(30-July, 2012) Rochester likes to improvise

Event Date: 
Mon, 07/30/2012

Joe Natalzia and story writer Melissa Balmain improvise a scene at The Space at the Hungerford Building.

One recent night on East Main Street, I mushed a team of talking sled dogs. I sprayed Silly String at a few dozen people, got experimented on by a mad scientist and urged a troubled young man to gulp fistfuls of pills and wash them down with Red Bull.

My husband wasn’t a bit surprised to hear it. “Sounds great, hon,” he mumbled, then turned back to his pillow. It was 1 a.m., after all.

How, I began to wonder, had life come to this? Not just for me, but for scores of other Rochesterians who can’t get enough of doing comedy improvisation? Thirteen years ago, our city had no improv to speak of.

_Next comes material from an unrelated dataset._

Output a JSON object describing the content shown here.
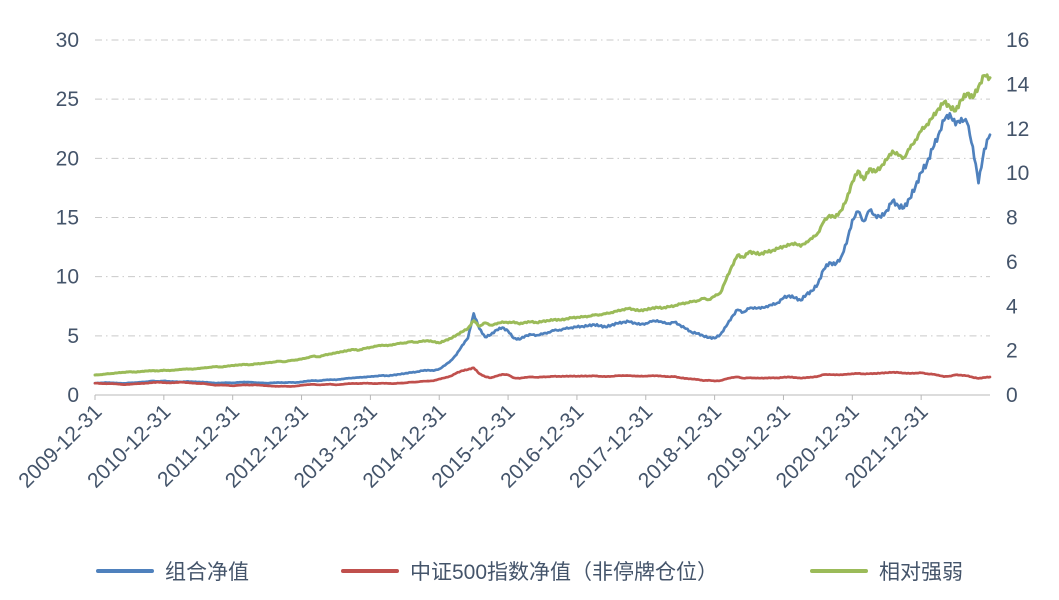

Now, at least 20 troupes — large and small — perform so often that on many weekends, seven or eight shows are in full swing.

Among us improvisers are scientists and schoolteachers, engineers and financiers, housewives, programmers, students, therapists.

How did improv comedy grow so much? To an extent, Rochester is just one of many cities to get hooked.

In 1998, the U.S. version of a British improv show called Whose Line Is It Anyway? began the first of eight seasons. Suddenly, millions of Americans were discovering an art form that had been little known outside major cities. And they loved it. Here were actors getting prompts from the studio audience or from the host, and creating hilarious scenes and songs on the spot. No time to confer. No time to rehearse. It looked like tons of fun — and hams all over the country wanted in.

Cue a mushrooming of improv classes and troupes, from Amarillo, Texas, to Zanesville, Ohio. Some specialized in so-called “short form” — funny, unrelated scenes like those on Whose Line. Others focused on “long form,” which typically involves interwoven scenes, some of which lay the groundwork for later laughs rather than being a hoot in and of themselves.

Still, not every city got the jones for improv. And many places — Buffalo and Syracuse, for instance — have less improv for their size than Rochester. So why here? For one thing, improvisers say, it helps to be in an artsy town.